Escribía Guillermo Cabrera Infante en Cine o sardina, o tal vez en Arcadia todas las noches, o tal vez, después de todo, no lo escribiera Cabrera Infante, que Sopa de ganso, la célebre película de los hermanos Marx, sólo tuvo un espectador en Italia; alguien influyente, ya que prohibió que cualquier otro italiano la viese. Un tal Benito Mussolini.

En La broma, de Milan Kundera, un joven comunista checoslovaco pretende tomarle el pelo a una chica tonta con una nota sarcástica sobre Lenin y Stalin, pero su sentido del humor no es entendido por sus compañeros de universidad y de partido y acaba condenado a trabajos forzados en una ciudad minera.

De ambos ejemplos puede extraerse que humor y poder no suelen llevarse bien y cuanto más alto el poder, peor. Tal vez porque el humor, que no la bufonada, nos hace reír al descubrirnos que las cosas y órdenes establecidos no son en verdad lo que nos dicen que son o debieran ser. Curzio Malaparte dio una definición brillante de lo que es un estado totalitario: aquel donde todo lo que no está prohibido es obligatorio. ¿Cómo va a tolerar entonces algo que pone en duda las prohibiciones y las obligaciones?

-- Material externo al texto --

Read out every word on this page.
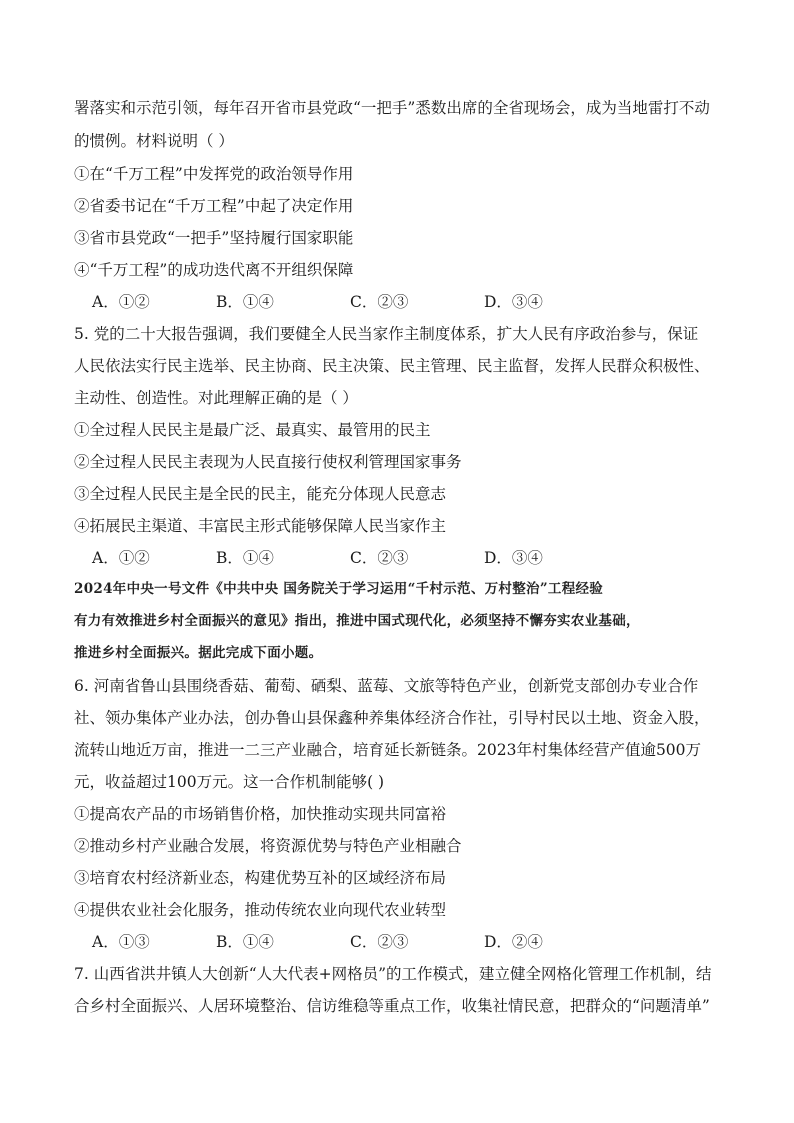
署落实和示范引领，每年召开省市县党政“一把手”悉数出席的全省现场会，成为当地雷打不动
的惯例。材料说明（ ）
①在“千万工程”中发挥党的政治领导作用
②省委书记在“千万工程”中起了决定作用
③省市县党政“一把手”坚持履行国家职能
④“千万工程”的成功迭代离不开组织保障
A．①②	B．①④	C．②③	D．③④
5. 党的二十大报告强调，我们要健全人民当家作主制度体系，扩大人民有序政治参与，保证
人民依法实行民主选举、民主协商、民主决策、民主管理、民主监督，发挥人民群众积极性、
主动性、创造性。对此理解正确的是（ ）
①全过程人民民主是最广泛、最真实、最管用的民主
②全过程人民民主表现为人民直接行使权利管理国家事务
③全过程人民民主是全民的民主，能充分体现人民意志
④拓展民主渠道、丰富民主形式能够保障人民当家作主
A．①②	B．①④	C．②③	D．③④
2024年中央一号文件《中共中央 国务院关于学习运用“千村示范、万村整治”工程经验
有力有效推进乡村全面振兴的意见》指出，推进中国式现代化，必须坚持不懈夯实农业基础，
推进乡村全面振兴。据此完成下面小题。
6. 河南省鲁山县围绕香菇、葡萄、硒梨、蓝莓、文旅等特色产业，创新党支部创办专业合作
社、领办集体产业办法，创办鲁山县保鑫种养集体经济合作社，引导村民以土地、资金入股，
流转山地近万亩，推进一二三产业融合，培育延长新链条。2023年村集体经营产值逾500万
元，收益超过100万元。这一合作机制能够( )
①提高农产品的市场销售价格，加快推动实现共同富裕
②推动乡村产业融合发展，将资源优势与特色产业相融合
③培育农村经济新业态，构建优势互补的区域经济布局
④提供农业社会化服务，推动传统农业向现代农业转型
A．①③	B．①④	C．②③	D．②④
7. 山西省洪井镇人大创新“人大代表+网格员”的工作模式，建立健全网格化管理工作机制，结
合乡村全面振兴、人居环境整治、信访维稳等重点工作，收集社情民意，把群众的“问题清单”
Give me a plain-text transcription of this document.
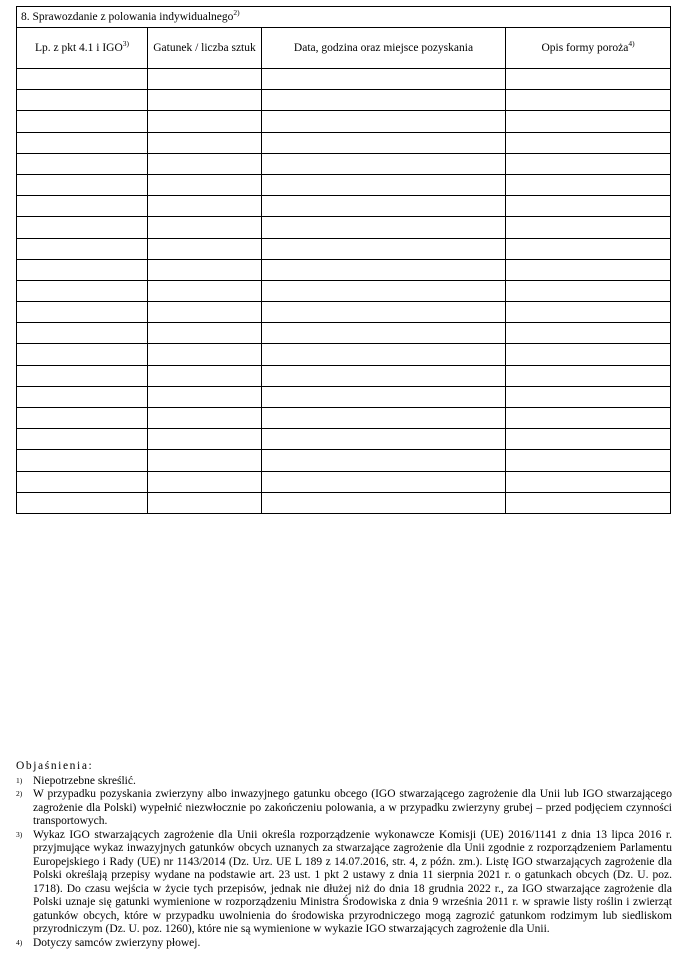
8. Sprawozdanie z polowania indywidualnego$^{2)}$
Lp. z pkt 4.1 i IGO$^{3)}$	Gatunek / liczba sztuk	Data, godzina oraz miejsce pozyskania	Opis formy poroża$^{4)}$

Objaśnienia:
1) Niepotrzebne skreślić.
2) W przypadku pozyskania zwierzyny albo inwazyjnego gatunku obcego (IGO stwarzającego zagrożenie dla Unii lub IGO stwarzającego zagrożenie dla Polski) wypełnić niezwłocznie po zakończeniu polowania, a w przypadku zwierzyny grubej – przed podjęciem czynności transportowych.
3) Wykaz IGO stwarzających zagrożenie dla Unii określa rozporządzenie wykonawcze Komisji (UE) 2016/1141 z dnia 13 lipca 2016 r. przyjmujące wykaz inwazyjnych gatunków obcych uznanych za stwarzające zagrożenie dla Unii zgodnie z rozporządzeniem Parlamentu Europejskiego i Rady (UE) nr 1143/2014 (Dz. Urz. UE L 189 z 14.07.2016, str. 4, z późn. zm.). Listę IGO stwarzających zagrożenie dla Polski określają przepisy wydane na podstawie art. 23 ust. 1 pkt 2 ustawy z dnia 11 sierpnia 2021 r. o gatunkach obcych (Dz. U. poz. 1718). Do czasu wejścia w życie tych przepisów, jednak nie dłużej niż do dnia 18 grudnia 2022 r., za IGO stwarzające zagrożenie dla Polski uznaje się gatunki wymienione w rozporządzeniu Ministra Środowiska z dnia 9 września 2011 r. w sprawie listy roślin i zwierząt gatunków obcych, które w przypadku uwolnienia do środowiska przyrodniczego mogą zagrozić gatunkom rodzimym lub siedliskom przyrodniczym (Dz. U. poz. 1260), które nie są wymienione w wykazie IGO stwarzających zagrożenie dla Unii.
4) Dotyczy samców zwierzyny płowej.
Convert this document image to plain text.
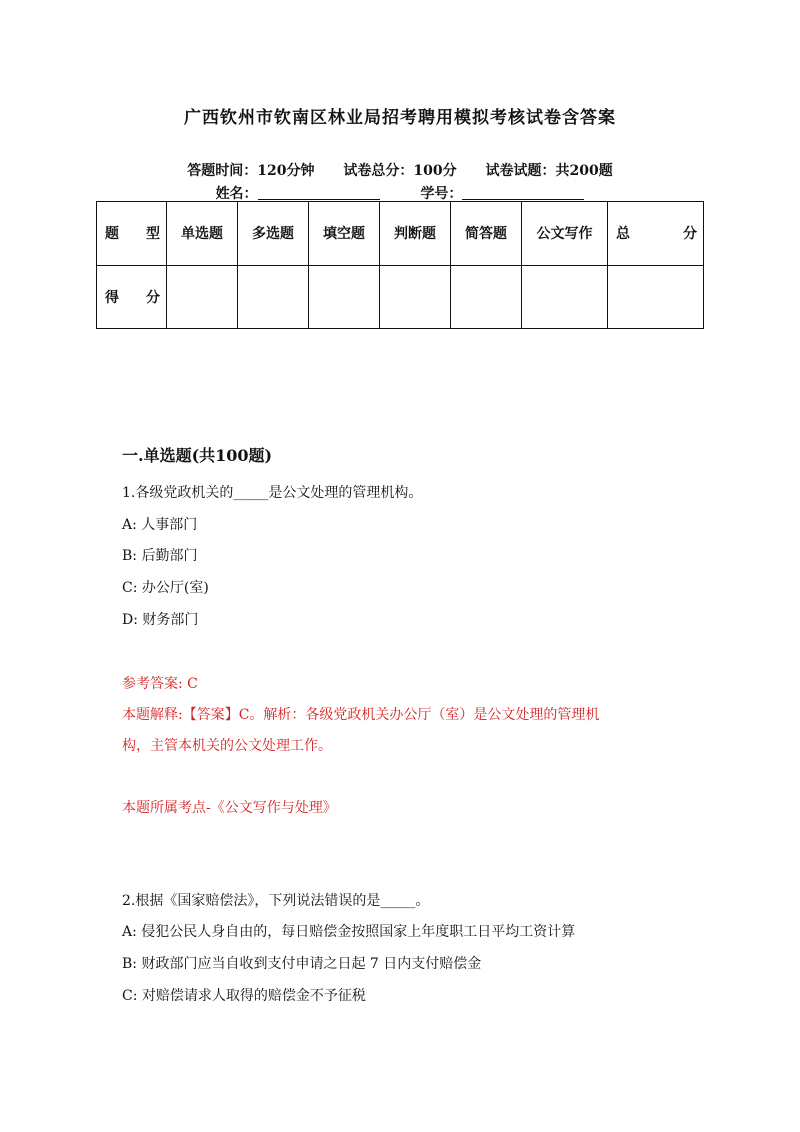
广西钦州市钦南区林业局招考聘用模拟考核试卷含答案
答题时间：120分钟 试卷总分：100分 试卷试题：共200题
姓名：	学号：
题 型	单选题	多选题	填空题	判断题	简答题	公文写作	总 分

得 分							

一.单选题(共100题)
1.各级党政机关的_____是公文处理的管理机构。
A: 人事部门
B: 后勤部门
C: 办公厅(室)
D: 财务部门
参考答案: C
本题解释:【答案】C。解析：各级党政机关办公厅（室）是公文处理的管理机
构，主管本机关的公文处理工作。
本题所属考点-《公文写作与处理》
2.根据《国家赔偿法》，下列说法错误的是_____。
A: 侵犯公民人身自由的，每日赔偿金按照国家上年度职工日平均工资计算
B: 财政部门应当自收到支付申请之日起 7 日内支付赔偿金
C: 对赔偿请求人取得的赔偿金不予征税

He diferenciado a propósito el humor de las bufonadas porque los bufones, al estar a sueldo de los reyes, no acostumbran a poner en juego su pan y su jergón. De ahí que nuestros políticos hayan tomado la grotesca costumbre de reírse a carcajadas de las burdas imitaciones que los bufones modernos les hacen por la tele, ya que burlarse de un acento, un rasgo físico o un gesto es tolerable, pues distrae del verdadero blanco sobre el que dispararía el humor.

Pero tal vez, la relación que mejor ilustra cómo se llevan el humor y el poder es la de sir John Falstaff y el príncipe Hal, como nos muestra Shakespeare en Enrique IV, 1ª y 2ª parte -para quien no las haya leído o no desee esperar a que representen las obras en su ciudad siempre le queda la posibilidad de ver Campanadas a medianoche, de Orson Welles-. Es Harold Bloom el que insinúa que Falstaff es un maestro de humoristas, que en variada tipología y número lo acompañan por las tabernas y casas de putas de su época y que su alumno más brillante es el príncipe Hal, que ha decidido que Falstaff debe morir para que no oculte su propio brillo para cuando sea rey en Enrique V. Pero yo creo que en realidad Hal no desea aprender el arte del humor de Falstaff: el rey en el que se convertirá será pragmático, enérgico y preciso, capaz de invadir Francia si es necesario pero carecerá por completo de sentido del humor; Enrique V se toma muy en serio. Creo que lo que Hal hace al seguir a Falstaff es lo mismo que hacían los reyes con los venenos más comunes: tomar pequeñas dosis de manera repetida para volverse inmunes a sus efectos. Así, Hal prueba la desvergüenza, la burla del honor y el deber y el agudo sentido de lo ridículo que son los asuntos del mundo que con tanta elocuencia muestra Falstaff, sin que el príncipe, que lo intenta desde la primera escena, pueda vencer a esa elocuencia, en parte porque en ella reside la alegría de la vida, que Hal no parece tener: siempre lo encontramos más viejo

que Falstaff, aunque sus cuerpos nos digan lo contrario. Así, Falstaff no duda en calificar a Hal de loco, por su ambición de reinar y, por si no fuera suficiente, le lanza dardos tan demoledores como la frase que le dice cuando Hal pone peros al robo en Gad's Hill: nunca podrás ser digno de ser rey si no te atreves a participar en un robo.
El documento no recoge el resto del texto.